Experts say certified preowned cars are a good compromise for several reasons. They cost less than new cars and have lower mileage. Vehicles come with a manufacturer’s warranty, which means the dealership carefully inspects and verifies that they’re in good working order.

  1. Research models and pricing. Consider the type of car that fits your lifestyle. Visit auto manufacturer websites to find out which models and features appeal to you and how much they cost.
  2. Calculate the cost of ownership. Include gasoline, insurance, repairs, and maintenance. Independent auto websites can provide the general costs of ownership. Ask your insurance agent for an estimate based on the make and model of the car(s) you have in mind.
  3. Get preapproved for a loan. Compare rates and terms, then submit a loan application with a credit union, bank, or an online lender.

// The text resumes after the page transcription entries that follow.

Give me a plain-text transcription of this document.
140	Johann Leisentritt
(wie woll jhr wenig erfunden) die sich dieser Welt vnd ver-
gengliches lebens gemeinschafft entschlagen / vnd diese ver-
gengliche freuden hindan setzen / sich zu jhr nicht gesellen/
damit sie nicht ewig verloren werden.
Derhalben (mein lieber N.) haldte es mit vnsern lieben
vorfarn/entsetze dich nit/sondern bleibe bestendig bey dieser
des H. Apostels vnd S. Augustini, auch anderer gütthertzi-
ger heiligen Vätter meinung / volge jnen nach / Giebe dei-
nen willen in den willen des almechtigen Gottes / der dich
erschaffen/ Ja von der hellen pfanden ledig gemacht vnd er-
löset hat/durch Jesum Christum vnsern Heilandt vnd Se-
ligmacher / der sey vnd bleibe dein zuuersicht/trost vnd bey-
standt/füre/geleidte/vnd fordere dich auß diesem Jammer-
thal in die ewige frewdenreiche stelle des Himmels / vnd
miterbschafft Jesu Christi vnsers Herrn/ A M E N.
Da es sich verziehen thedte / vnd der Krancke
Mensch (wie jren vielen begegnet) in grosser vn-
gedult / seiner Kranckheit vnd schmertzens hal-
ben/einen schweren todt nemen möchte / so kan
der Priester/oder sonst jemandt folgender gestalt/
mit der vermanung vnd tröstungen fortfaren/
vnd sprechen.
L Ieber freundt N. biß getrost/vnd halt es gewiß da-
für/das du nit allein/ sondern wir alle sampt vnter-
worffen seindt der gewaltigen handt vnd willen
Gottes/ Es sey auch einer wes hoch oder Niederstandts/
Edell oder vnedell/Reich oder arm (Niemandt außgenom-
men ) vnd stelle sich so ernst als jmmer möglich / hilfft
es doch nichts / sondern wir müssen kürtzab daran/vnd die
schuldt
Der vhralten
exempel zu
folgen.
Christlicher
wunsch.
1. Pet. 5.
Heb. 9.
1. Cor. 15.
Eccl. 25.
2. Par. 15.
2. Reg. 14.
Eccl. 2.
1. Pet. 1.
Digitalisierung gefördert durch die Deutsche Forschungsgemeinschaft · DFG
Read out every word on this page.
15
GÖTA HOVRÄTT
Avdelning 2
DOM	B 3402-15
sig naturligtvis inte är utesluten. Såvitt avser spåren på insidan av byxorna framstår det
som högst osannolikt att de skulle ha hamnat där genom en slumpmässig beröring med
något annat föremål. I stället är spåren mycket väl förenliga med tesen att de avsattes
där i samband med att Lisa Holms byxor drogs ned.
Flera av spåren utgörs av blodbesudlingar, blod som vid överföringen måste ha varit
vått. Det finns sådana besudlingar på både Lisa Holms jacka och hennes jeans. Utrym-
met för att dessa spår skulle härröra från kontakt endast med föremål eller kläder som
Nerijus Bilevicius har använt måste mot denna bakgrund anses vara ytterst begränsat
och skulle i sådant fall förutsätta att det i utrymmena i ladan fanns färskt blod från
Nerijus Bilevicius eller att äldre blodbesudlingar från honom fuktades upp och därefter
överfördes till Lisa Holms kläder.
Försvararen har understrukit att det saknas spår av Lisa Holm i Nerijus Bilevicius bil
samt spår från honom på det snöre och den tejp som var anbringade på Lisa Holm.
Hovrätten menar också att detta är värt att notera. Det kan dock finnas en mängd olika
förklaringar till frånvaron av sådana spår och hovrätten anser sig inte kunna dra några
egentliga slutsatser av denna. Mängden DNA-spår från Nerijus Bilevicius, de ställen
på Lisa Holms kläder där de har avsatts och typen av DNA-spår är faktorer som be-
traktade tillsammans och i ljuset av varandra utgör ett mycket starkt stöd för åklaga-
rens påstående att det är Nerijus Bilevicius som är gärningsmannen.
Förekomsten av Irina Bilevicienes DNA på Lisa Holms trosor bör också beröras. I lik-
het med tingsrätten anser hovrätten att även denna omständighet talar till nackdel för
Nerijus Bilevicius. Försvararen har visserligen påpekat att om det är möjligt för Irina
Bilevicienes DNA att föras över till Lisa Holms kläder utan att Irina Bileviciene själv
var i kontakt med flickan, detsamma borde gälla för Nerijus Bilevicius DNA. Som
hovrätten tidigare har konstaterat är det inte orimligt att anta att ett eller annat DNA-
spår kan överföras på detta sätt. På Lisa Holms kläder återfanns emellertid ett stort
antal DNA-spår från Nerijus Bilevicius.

Having financing in hand tells dealers you’re ready to buy.
  4. Shop around. If you have a dealership you trust, you’re another step closer to finding a vehicle. If you don’t know which dealerships to visit, try online dealer locators.
  5. Go for a test drive. When you’re ready, test drive a few cars. Let the salesperson know that you are gathering information before making a final decision.
  6. Check under the hood. Carefully look at the car inside and out. If you’re buying a used car, request a Carfax report and take it to a trusted auto mechanic for a thorough inspection.
  7. Be a smart negotiator. Bring all of your research when it’s time to talk about price. Make sure the dealer isn’t inflating the price with extras you didn’t ask for.
  8. Confirm your paperwork. Check your documents carefully to be sure the final price includes everything you negotiated with the salesperson and there are no additional fees.

Enjoy your car knowing you did a great job finding the best possible deal.